Al Workshop di oggi a Roma la Consulta presenta anche un terzo documento, dedicato all’arteriopatia periferica degli arti inferiori. “È una patologia decisamente trascurata anche se può interessare fino al 10% della popolazione adulta – prosegue la Prof.ssa Adriana Visonà, Direttore UOC Angiologia Azienza ULSS 2, Marca Trevigiana Regione Veneto-. Si caratterizza per una forte riduzione dell’afflusso di sangue e dell’ossigeno alle arterie degli arti inferiori, a causa dell’ostruzione o restringimento dei vasi sanguigni. La malattia inoltre non si presenta sempre con sintomi specifici. Un paziente con PAD presenta un rischio sei volte maggiore di eventi cardio-vascolari, tra cui l’infarto e l’ictus. Si calcola che l’arteriopatia periferica degli arti inferiori aumenterà in modo significativo nei prossimi 20 anni, anche a causa dell’invecchiamento generale della popolazione”.
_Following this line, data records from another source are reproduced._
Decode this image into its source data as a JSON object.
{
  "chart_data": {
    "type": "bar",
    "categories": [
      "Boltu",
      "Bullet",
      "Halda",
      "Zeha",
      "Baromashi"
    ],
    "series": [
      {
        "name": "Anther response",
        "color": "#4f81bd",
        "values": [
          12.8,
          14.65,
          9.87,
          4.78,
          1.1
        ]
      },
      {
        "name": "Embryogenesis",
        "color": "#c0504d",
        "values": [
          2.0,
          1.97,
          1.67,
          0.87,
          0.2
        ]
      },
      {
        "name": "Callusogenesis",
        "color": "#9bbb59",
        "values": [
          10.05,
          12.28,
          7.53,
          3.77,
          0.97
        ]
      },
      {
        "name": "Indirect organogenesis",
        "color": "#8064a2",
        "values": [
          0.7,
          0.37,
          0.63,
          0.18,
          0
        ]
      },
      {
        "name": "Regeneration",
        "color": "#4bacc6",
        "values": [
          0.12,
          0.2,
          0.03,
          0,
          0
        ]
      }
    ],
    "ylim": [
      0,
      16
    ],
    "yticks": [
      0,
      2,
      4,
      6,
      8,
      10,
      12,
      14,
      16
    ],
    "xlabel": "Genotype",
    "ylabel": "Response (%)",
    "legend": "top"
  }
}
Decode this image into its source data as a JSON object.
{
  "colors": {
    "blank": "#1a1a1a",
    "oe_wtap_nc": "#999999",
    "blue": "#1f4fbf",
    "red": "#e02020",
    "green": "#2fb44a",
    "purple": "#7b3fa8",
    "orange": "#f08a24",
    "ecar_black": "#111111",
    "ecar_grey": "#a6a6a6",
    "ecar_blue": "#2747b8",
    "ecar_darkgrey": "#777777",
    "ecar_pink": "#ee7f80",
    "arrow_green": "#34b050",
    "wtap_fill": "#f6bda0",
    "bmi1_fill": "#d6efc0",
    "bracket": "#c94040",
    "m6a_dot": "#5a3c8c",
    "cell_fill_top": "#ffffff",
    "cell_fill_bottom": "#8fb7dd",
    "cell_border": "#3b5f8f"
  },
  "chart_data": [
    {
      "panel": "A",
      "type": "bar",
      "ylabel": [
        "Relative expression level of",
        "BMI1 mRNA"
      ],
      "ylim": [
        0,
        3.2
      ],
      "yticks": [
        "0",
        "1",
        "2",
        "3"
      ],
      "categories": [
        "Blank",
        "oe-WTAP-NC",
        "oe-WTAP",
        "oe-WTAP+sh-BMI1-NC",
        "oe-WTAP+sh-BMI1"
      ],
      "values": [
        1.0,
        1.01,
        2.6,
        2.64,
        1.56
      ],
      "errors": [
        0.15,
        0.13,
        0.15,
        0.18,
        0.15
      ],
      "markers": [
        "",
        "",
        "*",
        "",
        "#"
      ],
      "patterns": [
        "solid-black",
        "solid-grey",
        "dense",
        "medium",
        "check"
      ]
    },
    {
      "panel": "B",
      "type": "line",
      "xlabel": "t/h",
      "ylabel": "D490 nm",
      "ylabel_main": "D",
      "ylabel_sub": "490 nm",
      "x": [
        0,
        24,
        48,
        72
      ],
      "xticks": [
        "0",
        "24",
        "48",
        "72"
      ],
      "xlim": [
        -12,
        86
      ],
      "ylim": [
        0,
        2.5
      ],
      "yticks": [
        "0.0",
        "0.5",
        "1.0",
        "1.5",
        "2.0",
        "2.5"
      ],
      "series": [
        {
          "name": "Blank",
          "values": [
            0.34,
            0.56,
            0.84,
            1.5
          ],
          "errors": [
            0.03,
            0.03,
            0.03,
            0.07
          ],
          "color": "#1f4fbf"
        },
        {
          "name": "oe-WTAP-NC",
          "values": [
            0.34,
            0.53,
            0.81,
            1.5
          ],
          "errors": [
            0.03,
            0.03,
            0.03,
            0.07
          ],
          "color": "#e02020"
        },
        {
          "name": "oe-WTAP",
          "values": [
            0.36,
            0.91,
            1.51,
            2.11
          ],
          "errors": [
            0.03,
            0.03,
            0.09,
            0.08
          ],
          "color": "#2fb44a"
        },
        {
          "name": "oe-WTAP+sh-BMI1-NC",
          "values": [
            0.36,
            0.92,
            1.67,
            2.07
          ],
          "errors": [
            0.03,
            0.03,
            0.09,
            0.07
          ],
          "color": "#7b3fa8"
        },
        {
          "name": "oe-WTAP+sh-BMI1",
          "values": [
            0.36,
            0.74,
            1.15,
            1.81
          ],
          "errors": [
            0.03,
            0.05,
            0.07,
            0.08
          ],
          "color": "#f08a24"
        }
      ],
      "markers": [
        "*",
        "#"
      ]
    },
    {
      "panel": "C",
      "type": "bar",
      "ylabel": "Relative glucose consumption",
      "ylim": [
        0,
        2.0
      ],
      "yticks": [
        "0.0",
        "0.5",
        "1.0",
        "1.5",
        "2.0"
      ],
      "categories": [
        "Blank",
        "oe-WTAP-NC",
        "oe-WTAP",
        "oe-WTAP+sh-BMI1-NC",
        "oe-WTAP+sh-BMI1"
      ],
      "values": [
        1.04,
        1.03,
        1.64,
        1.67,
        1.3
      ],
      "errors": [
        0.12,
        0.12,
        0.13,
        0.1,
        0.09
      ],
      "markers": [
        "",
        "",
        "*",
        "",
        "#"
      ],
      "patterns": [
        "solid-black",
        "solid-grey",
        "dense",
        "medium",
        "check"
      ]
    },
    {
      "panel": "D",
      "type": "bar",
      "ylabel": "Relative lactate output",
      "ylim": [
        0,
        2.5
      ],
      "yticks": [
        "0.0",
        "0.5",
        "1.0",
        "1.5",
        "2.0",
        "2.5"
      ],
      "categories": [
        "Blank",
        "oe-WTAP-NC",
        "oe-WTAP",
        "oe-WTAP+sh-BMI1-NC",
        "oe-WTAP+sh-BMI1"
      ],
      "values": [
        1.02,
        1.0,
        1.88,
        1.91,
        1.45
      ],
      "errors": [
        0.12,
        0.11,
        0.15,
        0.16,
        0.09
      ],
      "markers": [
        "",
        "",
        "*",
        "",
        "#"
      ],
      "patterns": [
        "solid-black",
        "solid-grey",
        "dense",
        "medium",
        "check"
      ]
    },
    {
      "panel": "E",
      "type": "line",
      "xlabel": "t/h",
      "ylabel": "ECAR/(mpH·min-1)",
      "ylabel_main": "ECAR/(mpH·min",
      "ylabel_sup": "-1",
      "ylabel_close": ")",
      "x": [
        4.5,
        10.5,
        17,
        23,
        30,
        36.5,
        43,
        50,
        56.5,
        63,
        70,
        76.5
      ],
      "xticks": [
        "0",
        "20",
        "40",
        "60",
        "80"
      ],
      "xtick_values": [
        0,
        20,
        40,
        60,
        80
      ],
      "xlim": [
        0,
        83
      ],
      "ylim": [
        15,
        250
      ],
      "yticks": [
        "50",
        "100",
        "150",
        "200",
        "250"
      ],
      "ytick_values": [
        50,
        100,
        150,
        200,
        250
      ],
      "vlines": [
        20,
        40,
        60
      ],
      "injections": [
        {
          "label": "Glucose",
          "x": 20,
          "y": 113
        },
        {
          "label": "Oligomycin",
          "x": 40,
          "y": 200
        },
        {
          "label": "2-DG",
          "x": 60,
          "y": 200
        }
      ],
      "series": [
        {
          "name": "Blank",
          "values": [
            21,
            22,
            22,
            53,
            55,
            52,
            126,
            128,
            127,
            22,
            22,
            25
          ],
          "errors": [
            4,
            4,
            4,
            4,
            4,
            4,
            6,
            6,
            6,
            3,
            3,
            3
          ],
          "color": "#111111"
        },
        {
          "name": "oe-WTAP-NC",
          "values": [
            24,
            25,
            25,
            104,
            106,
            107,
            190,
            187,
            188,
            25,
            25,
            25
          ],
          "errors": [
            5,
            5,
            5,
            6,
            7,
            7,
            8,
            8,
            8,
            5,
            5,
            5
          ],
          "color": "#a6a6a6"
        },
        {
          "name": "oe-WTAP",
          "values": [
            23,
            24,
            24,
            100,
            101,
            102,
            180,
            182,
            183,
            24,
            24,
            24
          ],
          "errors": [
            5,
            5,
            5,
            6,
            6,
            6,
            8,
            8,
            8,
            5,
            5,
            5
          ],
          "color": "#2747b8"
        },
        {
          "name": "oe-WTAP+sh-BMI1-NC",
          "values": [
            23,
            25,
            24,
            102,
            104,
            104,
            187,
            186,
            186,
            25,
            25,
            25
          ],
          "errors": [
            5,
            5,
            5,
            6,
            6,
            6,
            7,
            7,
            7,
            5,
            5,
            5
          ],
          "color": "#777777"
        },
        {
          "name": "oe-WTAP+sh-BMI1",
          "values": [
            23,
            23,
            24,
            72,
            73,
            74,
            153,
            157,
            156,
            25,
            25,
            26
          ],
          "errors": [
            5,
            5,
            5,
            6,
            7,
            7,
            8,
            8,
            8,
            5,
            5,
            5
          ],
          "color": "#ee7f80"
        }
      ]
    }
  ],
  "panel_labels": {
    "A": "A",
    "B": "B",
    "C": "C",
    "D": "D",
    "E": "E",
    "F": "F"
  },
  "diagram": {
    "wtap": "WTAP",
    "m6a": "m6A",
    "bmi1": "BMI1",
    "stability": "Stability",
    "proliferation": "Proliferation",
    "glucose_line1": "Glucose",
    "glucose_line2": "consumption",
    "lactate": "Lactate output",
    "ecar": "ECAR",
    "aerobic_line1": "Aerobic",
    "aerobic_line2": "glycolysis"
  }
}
“Per fortuna esistono diverse tipologie di terapie in grado di contrastarla efficacemente – aggiunge il dott. Walter Marrocco, Responsabile Scientifico della Federazione Italiana dei Medici di Famiglia/FIMMG e Coordinatore della Consulta-SCV-. Come Consulta siamo però assolutamente convinti che l’arteriopatia si possa sconfiggere anche grazie a nuove campagne di sensibilizzazione che ne aumentino la consapevolezza tra la popolazione. Infine, va resa sistematica la collaborazione multidisciplinare e multiprofessionale di tutti il personale medico coinvolto nel percorso di cura”.
“La prevenzione cardiovascolare gioca un ruolo fondamentale per la sostenibilità del sistema sanitario nazionale. Un risultato che può essere raggiunto solo garantendo l’accesso rapido ed omogeneo a livello nazionale e regionale e la giusta valorizzazione economica di tutti i farmaci per la prevenzione e la cura delle patologie cardiovascolari – conclude il dott. Marcello Cattani, Presidente di Farmindustria -. Come Paese dobbiamo accelerare le partnership strategiche sui temi fondamentali: ricerca e sviluppo clinico, prevenzione, uso delle evidenze generate con la Real World Evidence, digitalizzazione dei processi in sanità e applicazione dell’intelligenza artificiale e degli strumenti innovativi che mette a disposizione. È infine fondamentale che si realizzi una corretta misurazione e valorizzazione di tutti i benefici clinici, economici e sociali, sia diretti sia indiretti”.